Judge of the Federal Court of Australia
- Incumbent
- Assumed office 8 August 2008

Personal details
- Born: 1969 (age 56–57)
- Profession: Judge

= Nye Perram =

Australian judge (born 1969)

Nye Perram (born 1969) is an Australian judge. He has been a Judge of the Federal Court of Australia since his appointment in August 2008 at the age of 39. Prior to his appointment, Perram practised as a Senior Counsel in Sydney.

==Early life and education==
Perram was educated at Sydney Boys High School and studied at the University of Sydney, where he was awarded a Bachelor of Arts majoring in English literature and pure mathematics and a Bachelor of Laws with honours. He later received a Bachelor of Civil Law from the University of Oxford.

==Legal career==
Perram was admitted as a solicitor in 1992 (practising briefly with Mallesons Stephen Jaques) and then as a barrister before becoming Senior Counsel in 2006. While at the bar, Perram was a member of the New South Wales Bar Council.

He practised in a wide range of areas including constitutional and administrative law and commercial law. In addition to his Australian practice, Perram also represented the deposed former Prime Minister of Fiji, Laisenia Qarase, in legal proceedings before the High Court of Fiji concerning the legality of the coup staged by his military successor, Frank Bainimarama.

==Federal Court of Australia==
Perram was appointed as a judge of the Federal Court of Australia in August 2008.

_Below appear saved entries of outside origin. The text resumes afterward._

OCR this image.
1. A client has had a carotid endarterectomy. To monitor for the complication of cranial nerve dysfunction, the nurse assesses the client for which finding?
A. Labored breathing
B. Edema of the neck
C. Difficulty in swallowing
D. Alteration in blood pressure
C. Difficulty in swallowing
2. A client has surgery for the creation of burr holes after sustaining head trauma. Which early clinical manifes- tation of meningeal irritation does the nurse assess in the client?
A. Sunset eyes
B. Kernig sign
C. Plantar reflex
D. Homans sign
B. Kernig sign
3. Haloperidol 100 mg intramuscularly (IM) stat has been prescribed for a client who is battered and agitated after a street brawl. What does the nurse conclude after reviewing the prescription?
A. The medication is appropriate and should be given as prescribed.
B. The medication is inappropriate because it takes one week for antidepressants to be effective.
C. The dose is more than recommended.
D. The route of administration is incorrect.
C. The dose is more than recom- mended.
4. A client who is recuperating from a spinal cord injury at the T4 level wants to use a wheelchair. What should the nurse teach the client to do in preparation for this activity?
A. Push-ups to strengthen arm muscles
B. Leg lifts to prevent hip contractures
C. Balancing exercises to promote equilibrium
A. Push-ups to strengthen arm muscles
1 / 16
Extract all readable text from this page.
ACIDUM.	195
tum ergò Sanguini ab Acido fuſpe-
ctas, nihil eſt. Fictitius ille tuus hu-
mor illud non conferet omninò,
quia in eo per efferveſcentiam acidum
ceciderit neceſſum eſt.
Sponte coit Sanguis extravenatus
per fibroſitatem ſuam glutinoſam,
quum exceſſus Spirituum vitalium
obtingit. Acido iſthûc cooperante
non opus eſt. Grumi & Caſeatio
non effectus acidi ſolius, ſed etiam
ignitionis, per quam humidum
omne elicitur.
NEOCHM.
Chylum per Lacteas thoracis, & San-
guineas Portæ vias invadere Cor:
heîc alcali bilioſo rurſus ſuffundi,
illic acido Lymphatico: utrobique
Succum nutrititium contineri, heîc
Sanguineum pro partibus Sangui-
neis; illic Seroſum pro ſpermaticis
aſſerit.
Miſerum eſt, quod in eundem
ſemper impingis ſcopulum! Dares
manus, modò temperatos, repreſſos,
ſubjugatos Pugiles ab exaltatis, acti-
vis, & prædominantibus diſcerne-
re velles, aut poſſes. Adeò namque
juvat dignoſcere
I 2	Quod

Since his appointment to the Federal Court, he has presided in a broad variety of cases concerning intellectual property, administrative and constitutional law, taxation, industrial and employment law and commercial law. He sits at both first instance and on appeal.

==Other roles==
In addition to being a judge, Perram is also the President of the Copyright Tribunal of Australia and was formerly a Part-Time Commissioner with the Australian Law Reform Commission. He was one of the commissioners responsible for the Commission’s 2014 report Copyright and the Digital Economy. He was also formerly a Presidential Member of the Administrative Appeals Tribunal.

==Lectures==
In 2024, Perram was invited to deliver the Sir Maurice Byers Oration and spoke on the topic of judicial review of statutes.

In 2025, he was invited to give the Margaret Stone Lecture, a joint initiative of the University of New South Wales and Herbert Smith Freehills, and spoke on the regulation of monopolies.